Son günlerde sıkça konusuluyor.
"Kent Konseyi"
Bana gelen mesajlardan anlıyorum ki bu konuyu kaşıyanlar var.
Düne kadar varlığından habersiz olduğunu tahmin ettiğim insanlar neden bugün Kent Konseyi deyip duruyorlar anlamış değilim.
Kent Konseyi kağıt uzerinde memleketi yöneten, ancak pratikte hiçbir gücü olmayan bir yapı.
Yirmi birinci yüz yıl yerel yönetimlere hazırlık niyetiyle kurulmuş. Birlikte yönetmeyi amaçlıyor. Tamamen fantastik. Henüz bir temele oturmuş değil. Taşrada hiç değil. Eskişehir, İstanbul, Bursa gibi şehirlerde ciddiye alınıyor olabilir. Daha doğrusu güçlü belediyelerde maksada hizmet edebilir. O maksad neyse artık.
Adıyaman kent konseyi de belediyenin ayakta tuttuğu bir yapı. Yer vermese yeri yok.
Parası yok.
Bütçesi yok.
Ülkemizde bütçesi olmayan oluşumlar hesaba alınmaz. İlgi görmez.
Havası ile yetinirsin.
Kent konseyinin kuruluş maksadına saygım var. Gelecekte daha da güçlenmesi muhtemel yerel yönetimlerde söz sahibi olmanın bir nebze hazırlığı.
Hepsi tamam.
Ancak STK'larımız gibi işlevselliği tartışmalı.
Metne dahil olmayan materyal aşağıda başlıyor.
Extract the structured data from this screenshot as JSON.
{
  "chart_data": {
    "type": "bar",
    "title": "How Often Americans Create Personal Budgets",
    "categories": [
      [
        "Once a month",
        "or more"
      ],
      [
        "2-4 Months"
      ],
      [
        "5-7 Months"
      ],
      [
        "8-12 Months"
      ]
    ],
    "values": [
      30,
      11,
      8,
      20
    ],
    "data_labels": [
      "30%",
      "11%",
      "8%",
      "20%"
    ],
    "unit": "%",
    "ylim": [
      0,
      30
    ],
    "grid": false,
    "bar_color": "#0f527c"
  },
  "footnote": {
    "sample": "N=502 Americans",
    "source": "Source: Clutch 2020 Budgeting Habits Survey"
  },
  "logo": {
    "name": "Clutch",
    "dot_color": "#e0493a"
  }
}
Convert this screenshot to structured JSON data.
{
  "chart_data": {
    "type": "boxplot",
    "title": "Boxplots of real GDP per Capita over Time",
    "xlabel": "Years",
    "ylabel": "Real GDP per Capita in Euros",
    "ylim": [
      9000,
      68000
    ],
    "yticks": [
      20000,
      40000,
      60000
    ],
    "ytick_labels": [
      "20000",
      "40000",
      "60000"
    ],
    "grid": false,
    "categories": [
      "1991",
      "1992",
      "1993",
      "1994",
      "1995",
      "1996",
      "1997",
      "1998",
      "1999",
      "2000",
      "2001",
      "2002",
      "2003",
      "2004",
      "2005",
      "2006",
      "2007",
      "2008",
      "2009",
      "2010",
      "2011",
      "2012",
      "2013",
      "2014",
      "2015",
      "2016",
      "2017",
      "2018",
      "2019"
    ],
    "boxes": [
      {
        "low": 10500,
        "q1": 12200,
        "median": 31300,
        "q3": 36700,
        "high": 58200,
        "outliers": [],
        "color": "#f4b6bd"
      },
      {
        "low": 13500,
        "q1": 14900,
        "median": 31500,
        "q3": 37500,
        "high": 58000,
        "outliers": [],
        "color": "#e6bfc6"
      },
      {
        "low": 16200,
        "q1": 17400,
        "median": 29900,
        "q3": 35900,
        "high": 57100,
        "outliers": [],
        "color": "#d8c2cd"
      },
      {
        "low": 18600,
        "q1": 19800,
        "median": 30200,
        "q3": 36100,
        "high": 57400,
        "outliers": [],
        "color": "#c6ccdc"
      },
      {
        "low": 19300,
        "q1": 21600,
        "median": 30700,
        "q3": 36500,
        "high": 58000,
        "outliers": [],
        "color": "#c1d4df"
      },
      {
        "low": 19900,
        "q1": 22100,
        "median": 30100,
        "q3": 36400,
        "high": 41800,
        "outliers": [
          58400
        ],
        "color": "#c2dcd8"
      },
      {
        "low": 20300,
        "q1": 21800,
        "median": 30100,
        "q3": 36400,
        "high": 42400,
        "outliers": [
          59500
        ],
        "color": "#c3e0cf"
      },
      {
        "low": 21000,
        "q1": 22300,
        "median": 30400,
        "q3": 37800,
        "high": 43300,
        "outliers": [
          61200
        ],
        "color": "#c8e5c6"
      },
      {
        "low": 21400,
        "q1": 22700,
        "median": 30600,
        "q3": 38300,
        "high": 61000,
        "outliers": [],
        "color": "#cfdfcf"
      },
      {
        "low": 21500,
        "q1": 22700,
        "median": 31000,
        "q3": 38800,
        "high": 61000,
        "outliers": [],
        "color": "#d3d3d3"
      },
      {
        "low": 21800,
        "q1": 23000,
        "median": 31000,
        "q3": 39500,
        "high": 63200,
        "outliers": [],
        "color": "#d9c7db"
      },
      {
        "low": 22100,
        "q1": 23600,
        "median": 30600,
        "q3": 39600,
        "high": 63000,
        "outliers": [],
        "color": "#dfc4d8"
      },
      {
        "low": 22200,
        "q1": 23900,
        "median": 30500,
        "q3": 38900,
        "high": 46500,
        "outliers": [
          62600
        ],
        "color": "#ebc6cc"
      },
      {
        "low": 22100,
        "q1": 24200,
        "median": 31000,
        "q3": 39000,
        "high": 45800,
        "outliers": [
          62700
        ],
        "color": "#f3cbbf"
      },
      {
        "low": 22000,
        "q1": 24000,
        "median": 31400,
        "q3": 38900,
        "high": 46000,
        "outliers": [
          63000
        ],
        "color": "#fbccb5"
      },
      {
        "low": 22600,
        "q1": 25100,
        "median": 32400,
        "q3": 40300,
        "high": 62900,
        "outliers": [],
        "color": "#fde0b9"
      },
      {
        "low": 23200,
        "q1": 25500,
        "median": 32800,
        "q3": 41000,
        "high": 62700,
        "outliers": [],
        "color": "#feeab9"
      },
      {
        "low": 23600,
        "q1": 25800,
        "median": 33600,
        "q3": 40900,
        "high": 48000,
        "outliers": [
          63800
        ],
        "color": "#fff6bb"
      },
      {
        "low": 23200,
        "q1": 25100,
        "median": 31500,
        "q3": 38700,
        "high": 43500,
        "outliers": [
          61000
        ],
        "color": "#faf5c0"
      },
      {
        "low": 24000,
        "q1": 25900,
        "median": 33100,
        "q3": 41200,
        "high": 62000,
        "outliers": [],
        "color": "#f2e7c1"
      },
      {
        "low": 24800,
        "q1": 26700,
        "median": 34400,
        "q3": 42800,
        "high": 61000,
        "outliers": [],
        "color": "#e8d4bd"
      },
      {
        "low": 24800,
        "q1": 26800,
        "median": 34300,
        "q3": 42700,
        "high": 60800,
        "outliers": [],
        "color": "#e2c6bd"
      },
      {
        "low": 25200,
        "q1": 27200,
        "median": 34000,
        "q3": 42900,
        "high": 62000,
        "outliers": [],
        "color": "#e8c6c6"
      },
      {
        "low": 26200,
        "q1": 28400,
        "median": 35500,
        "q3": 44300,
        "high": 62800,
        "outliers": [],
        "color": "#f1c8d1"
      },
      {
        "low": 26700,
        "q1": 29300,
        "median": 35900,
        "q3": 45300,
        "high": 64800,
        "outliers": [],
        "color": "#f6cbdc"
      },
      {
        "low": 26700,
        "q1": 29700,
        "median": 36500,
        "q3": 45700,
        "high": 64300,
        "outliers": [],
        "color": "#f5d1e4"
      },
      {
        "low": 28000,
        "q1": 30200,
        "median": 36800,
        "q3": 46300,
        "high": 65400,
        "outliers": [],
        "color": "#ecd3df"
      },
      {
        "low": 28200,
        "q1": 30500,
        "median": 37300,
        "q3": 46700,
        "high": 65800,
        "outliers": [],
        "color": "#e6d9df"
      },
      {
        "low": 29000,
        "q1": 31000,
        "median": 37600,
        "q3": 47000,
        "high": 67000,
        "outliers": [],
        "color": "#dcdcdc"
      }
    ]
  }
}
STK'lar bir nebze daha iyi, bağlı oldukları federatif yapılardan destek alıyorlar. Kent Konseyleri irat kaydedemez, harcama yapamazlar.
Ne yasa imkan veriyor ne bütçeleri var.
Bir diğer husus şu:
Diğer sivil oluşumlar ne yaptılar, yapıyorlar ki Kent Konseyi de yapsın.
Hangi bütçeyle?
Hangi yetkiyle?
Bu yüzden gereksiz bir tartışma başlatıldığı kanaatindeyim.
Memleketin sorunlarını çözecek havası estiriliyor.
Düşünen, fikir üreten, somut projeler öneren kişiler olmalı, itirazım yok.
Böyle değilse böyleleri olsun, eyvallah. Ancak gücü, imkanı, yetkisi unutulmamalı.
Ben bu şehrin yirmi yıl sonrasının planlamasına hazır olduğuna inanmıyorum.
İstiyorum, ancak hazır değil. Hazır değiliz.
Kaldi ki bir çok husus da gerek de yok. Öncelikli, acil sorunlarımız var; hemen ele almalı, hemen çözmeli.
Çevre, kültür, sanat gibi hususlar uzun yıllara sarı planlanabilir.
Özetle; görev alanlara da alacaklara da haksızlık etmeyelim.